AN EXCLUSIVE INTERVIEW WITH WRITER/DIRECTOR DRAKE DOREMUS
Landmark Theatres: Like Crazy seems like a very personal story. In fact, it feels like we're in that personal story. Where did this story come from? Is some of this from your life? How did you come up with the idea?
Drake Doremus: Yes, the movie really started from wanting to explore some feelings and ideas l had about relationships and long-distance relationships. It's very personal for me, in many ways. I just wanted to tell an honest version of what I have experienced in my life. Anton [Yelchin] and Felicity [Jones] really bought into that and, we, together, made the film.
LT: You start the story in this really romantic space, and then you just throw them apart. Could you talk about the difference in how you crafted the story? From our understanding the script itself was actually a treatment.
DD: Yes, I worked from an outline, or "scriptment," if you will. We'd write fifty pages and figure out exactly what happens in the story, but there's no actual dialogue in the outline. We'd try to find that organically, through the process of rehearsal and shooting the film.
LT: So there was a lot of improv in there. How did that process go? Did you have a lot of rehearsal time?

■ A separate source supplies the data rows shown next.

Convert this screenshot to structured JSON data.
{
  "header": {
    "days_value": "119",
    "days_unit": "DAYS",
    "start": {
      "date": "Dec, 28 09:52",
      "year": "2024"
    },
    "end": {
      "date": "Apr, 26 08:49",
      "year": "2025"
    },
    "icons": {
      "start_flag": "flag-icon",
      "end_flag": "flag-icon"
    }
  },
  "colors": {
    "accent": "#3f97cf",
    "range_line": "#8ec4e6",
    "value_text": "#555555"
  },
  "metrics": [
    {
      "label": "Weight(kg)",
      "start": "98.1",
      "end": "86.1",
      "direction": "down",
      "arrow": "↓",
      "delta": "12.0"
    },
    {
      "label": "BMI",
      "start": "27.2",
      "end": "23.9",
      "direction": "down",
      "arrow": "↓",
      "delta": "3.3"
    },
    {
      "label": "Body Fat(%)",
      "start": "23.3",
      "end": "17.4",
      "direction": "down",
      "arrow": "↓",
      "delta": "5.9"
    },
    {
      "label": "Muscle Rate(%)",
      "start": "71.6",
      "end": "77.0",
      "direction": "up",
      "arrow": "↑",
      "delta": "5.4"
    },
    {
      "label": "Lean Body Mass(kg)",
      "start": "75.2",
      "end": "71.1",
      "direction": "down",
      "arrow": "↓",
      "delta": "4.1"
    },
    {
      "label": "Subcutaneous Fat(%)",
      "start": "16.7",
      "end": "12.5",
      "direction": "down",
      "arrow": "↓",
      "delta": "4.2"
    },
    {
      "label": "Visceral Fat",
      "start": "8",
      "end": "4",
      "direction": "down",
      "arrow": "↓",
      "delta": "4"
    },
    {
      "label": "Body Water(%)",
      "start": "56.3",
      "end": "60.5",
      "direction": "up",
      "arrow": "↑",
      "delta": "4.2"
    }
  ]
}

DD: We only had about a week, Anton and Felicity only met about a week before we started shooting so we had to jump in right away. They had to trust each other, learn the characters and learn what was going on. It was really fast, but in that week, we really immersed ourselves and they checked themselves at the door. I asked them if they had any boundaries during the process, and they didn't. They really did become Jacob and Anna for a month. And that's what I really wanted to do—explore the idea of doing this as real as possible and making it not feel like there are actors or a camera. It's just an exploration of characters essentially.
LT: How specific did you get in that scriptment? In terms of object work, or what they would talk about...the memories...were you very specific or did you let them come up with some of those specifics as they were working?
DD: We were really specific, but there are lots of things you can't be specific about that are magical that you have to let happen. There are so many things, so many quiet moments, where they're sort of looking at each other, and it's silent. Those are my favorite moments in the film because that's still in the improvisational moment even though people aren't talking. For instance, in the scene when Jacob's talking about the Ahi boat in Catalina and talking about taking her and that he likes tuna. In the script it will say something to the effect of "Anna's really upset, she's leaving tomorrow, but she doesn't want to talk about it. Jacob sees two people playing football on the beach and starts making fun of them to try to cheer her up." Which we shot, but that didn't feel right. So we changed it up and went with the Ahi thing. Things just constantly evolve until it feels right.
LT: What struck you most, in this process, as a surprise that the actors came up with? Was there a moment where you didn't see it going one way, and realized...oh my, this is even more true than I'd even imagined?
DD: Every day they would lose themselves in the scene and it was always exciting to watch them do the first take and have it be very "actorly," and then for them to really kind of forget about it. To just choose the objectives, choose the subtext, lose yourself in the moment and just let it happen. They were amazing once they got on that roll together. They became really good friends and it was a really intimate shooting. I mean, there was nobody in the room, it's the DP [Director of Photography], me and the sound guy and everyone's gone. I mean, it really is fundamentally simple in that sense.
LT: Working in the improv environment, how specific were you with the DP? Did you have any kind of storyboard in terms of camera angles you wanted to get for him, or did you rely on his eye to pick up certain things as they started to go in that direction?
DD: Everything was shot listed, but I'm constantly moving the camera around in the middle of a scene. Whenever I'd see something I'd nudge him, or we'd look at each other and he'd move it. But the things that are most stylized in the film are the time transitions, where there's a time lapse, or we go to six months later, but it's in the same room. Things like that we storyboarded because we wanted those moments to be the most stylized moments in the film. But everything else, we're feeling. But then again, we'll change it up if it doesn't feel right. Every day we'd just push each other to do the best work we can, and because of that, if it doesn't feel right, we just have to tell each other. And from the DP to the actors, we all did that.
LT: Did anything in the story change because of that? Was there something like...oh, now we have to do this instead?
DD: Originally, they stayed together the entire time and we added the visa last minute. No, I'm just kidding! I'm really proud of mapping the story out really specifically, because it really frees the actors up to not have to worry about trying to tell the story to the audience, or through exposition, so they can just lose themselves in the moment and the story will tell itself because we've thought about it so much. Everything was really planned out in that sense.
LT: One of the things that really struck us about the film was that, while watching it, it just felt really real. It didn't feel like they were trying to over-communicate things. Did you have to pull them back at any point? Were they trying too hard to express who their characters were, or was it just easy to just fall into that subtlety?
DD: Yes, every first take is that way. Then it's a stripping down process, where we distill it almost. The first take needs to be that, it needs to be very expository because it's scaffolding. And then they realize it, and they know, and they can feel the beats and then, before you know it, the scene works just as well without any dialogue, but it still says the same thing. It's always stripping down. The first take is always twenty minutes long and then the last take is two.